The perception that too many universities have become de facto ideological monasteries isn't unique to Brocic and Miles. 

"There is an extremely intense, fundamental social justice religion that's taking over, not all students, but a very strong [space] of it, at all our colleges and universities," social psychologist Jonathan Haidt observed in 2016.

That absolutism and intolerance isn't unique to higher education or one political faction; liberals have long accused conservatives of leavening their politics with too much theology. Now the phenomenon has spread across the political spectrum.

"American faith, it turns out, is as fervent as ever; it's just that what was once religious belief has now been channeled into political belief," Shadi Hamid of the Brookings Institution argued earlier this year in The Atlantic. "Political debates over what America is supposed to mean have taken on the character of theological disputations. This is what religion without religion looks like."

But universities are supposed to be centers for exploring ideas and expanding knowledge, not for establishing the one, true faith. When their denizens become convinced they've found "the real moral truth," as Brocic and Miles put it, that leaves little room for their original missions, or for dissenters.

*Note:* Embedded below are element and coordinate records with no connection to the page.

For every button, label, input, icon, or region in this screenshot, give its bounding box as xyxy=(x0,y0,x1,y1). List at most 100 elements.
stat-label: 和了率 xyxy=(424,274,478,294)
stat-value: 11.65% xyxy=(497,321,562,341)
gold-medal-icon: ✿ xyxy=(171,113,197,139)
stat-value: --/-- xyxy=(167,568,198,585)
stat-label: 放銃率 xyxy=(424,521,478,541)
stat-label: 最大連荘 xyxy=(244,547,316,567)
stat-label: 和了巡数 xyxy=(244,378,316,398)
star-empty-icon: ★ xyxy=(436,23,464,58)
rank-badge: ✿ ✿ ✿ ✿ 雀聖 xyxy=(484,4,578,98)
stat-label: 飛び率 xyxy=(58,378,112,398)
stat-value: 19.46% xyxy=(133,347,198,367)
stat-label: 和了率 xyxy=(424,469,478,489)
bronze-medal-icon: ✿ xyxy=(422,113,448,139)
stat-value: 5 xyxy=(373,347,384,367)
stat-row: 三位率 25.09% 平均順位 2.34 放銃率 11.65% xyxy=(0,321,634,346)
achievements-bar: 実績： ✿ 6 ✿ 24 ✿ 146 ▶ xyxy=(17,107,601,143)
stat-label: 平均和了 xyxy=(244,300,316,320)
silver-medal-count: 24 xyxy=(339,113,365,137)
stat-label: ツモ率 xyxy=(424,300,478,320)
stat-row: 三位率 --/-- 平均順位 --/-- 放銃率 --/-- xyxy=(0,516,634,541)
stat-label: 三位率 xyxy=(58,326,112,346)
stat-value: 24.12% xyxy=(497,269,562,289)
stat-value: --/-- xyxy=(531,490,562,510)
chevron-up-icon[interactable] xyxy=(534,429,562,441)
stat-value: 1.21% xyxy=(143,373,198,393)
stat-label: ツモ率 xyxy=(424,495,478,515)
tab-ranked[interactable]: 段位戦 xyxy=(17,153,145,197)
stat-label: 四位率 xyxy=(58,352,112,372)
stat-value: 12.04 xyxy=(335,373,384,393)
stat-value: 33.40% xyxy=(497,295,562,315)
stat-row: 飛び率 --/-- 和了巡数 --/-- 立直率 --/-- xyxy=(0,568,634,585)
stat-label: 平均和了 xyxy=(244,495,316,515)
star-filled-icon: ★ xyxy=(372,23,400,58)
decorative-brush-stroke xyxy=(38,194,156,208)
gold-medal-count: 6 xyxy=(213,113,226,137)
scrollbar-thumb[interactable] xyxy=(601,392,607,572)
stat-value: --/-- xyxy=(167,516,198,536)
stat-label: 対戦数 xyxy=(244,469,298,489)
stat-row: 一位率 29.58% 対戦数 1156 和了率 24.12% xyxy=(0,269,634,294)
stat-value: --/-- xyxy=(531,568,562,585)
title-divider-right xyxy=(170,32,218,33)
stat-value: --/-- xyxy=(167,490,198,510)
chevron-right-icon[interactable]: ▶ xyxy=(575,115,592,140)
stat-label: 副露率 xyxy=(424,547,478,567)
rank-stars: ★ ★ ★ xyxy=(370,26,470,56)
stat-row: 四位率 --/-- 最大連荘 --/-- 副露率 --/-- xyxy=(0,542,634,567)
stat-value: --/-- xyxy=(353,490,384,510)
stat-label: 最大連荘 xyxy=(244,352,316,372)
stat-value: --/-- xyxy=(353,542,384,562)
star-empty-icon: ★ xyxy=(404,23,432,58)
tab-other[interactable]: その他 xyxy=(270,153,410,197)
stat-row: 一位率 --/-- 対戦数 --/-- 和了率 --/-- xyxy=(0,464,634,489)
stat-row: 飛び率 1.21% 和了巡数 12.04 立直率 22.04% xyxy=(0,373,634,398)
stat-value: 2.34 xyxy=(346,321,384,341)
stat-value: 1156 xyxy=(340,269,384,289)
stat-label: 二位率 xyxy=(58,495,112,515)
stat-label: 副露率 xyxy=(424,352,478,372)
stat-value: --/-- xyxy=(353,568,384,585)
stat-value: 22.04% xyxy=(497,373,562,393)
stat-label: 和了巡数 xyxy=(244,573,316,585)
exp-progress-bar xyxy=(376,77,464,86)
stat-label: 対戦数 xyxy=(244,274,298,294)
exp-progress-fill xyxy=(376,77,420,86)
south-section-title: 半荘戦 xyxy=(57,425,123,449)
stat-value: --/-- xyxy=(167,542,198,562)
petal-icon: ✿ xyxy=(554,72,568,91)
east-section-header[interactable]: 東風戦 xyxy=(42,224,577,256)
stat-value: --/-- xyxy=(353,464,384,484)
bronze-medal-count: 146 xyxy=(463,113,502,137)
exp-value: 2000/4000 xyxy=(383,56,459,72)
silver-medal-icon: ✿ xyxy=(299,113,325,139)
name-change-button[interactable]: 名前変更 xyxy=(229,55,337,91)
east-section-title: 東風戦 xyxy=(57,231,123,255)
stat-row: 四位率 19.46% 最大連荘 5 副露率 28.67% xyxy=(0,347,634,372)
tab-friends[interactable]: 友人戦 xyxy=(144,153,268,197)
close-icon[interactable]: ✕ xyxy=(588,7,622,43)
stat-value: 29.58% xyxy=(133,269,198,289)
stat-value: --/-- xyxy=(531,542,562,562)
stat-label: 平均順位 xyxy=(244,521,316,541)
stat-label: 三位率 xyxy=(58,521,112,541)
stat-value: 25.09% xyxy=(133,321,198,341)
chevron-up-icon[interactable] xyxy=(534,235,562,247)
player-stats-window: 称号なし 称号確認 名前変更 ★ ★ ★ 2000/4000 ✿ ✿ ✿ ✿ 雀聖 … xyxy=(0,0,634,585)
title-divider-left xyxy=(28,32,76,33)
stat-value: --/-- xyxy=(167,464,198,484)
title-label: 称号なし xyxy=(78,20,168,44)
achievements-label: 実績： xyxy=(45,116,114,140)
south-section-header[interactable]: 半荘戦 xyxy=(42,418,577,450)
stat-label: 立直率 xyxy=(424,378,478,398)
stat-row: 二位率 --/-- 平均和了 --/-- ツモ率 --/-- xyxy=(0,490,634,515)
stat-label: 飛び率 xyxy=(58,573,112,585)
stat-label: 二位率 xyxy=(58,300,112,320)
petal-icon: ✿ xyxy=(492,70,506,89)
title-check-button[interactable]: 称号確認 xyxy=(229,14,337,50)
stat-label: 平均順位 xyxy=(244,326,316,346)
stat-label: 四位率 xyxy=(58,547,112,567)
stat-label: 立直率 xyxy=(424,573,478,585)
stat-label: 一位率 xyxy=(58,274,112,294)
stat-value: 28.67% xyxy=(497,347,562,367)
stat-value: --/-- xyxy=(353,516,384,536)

"66% of students report some level of acceptance for speaker shout-downs (up 4 percentage points from FIRE's 2020 report) and 23% consider it acceptable for people to use violence to stop certain speech (up 5 percentage points)," The Foundation for Individual Rights in Education reported last week of poll results from its 2021 College Free Speech rankings. 

"The research is clear, and our experience working with these schools confirms it: Much of the campus climate for expression is determined by the administration," commented Sean Stevens, FIRE's senior research fellow for polling and analytics.

Brocic and Miles agree in part, that "Increasing political homogeneity among faculty and/or administrators could create a sense of moral consensus that leaves shared liberal beliefs unchallenged or might even make them seem naturally true." But they add that "growth in moral certainty might also be explained by socialization into the official culture of dominant institutions. According to scholarship in this area, universities are the primary institution for mobility into the professional classes. Consequently, their latent function is to socialize students into dominant status culture by teaching proper etiquette, aesthetic tastes, and moral evaluations that serve to legitimize their advantaged class position." That is, students may mouth "acceptable" opinions and scorn "unacceptable" ideas because they think that's the way to gain access to good jobs and high social status. That access doesn't come cheap, either.

"Over the 30 years between 1990-91 and 2020-21, average published tuition and fees increased from $1,810 to $3,770 at public two-year, from 3,800 to $10,560 at public four-year, and from $18,560 to $37,650 at private nonprofit four-year institutions after adjusting for inflation," according to the College Board.

That paying high prices to learn left-wing liturgy (and when to shame unbelievers) may be less necessary than advertised is demonstrated by the growing ranks of employers dropping requirements for college degrees for new hires. "Penguin Random House human resources director Neil Morrison said that growing evidence shows there is no simple correlation between having a degree and future professional success," The Guardian reported when the publishing giant changed its criteria for employment in 2016.

Tech companies, in particular, note a mismatch between what colleges offer and what skills they require of their employees. Google even launched a Career Certificates program intended as a substitute for traditional higher education.

"College degrees are out of reach for many Americans, and you shouldn't need a college diploma to have economic security," the company noted when it announced the program last year. The certificates are recognized by over 150 employers, including such high-profile companies as T-Mobile and Bayer.

These certificate programs aren't for everybody, but they're a viable alternative path to gainful employment and success in life. We'll need more such alternatives at a time when universities are charging high prices for an "education" in intolerance.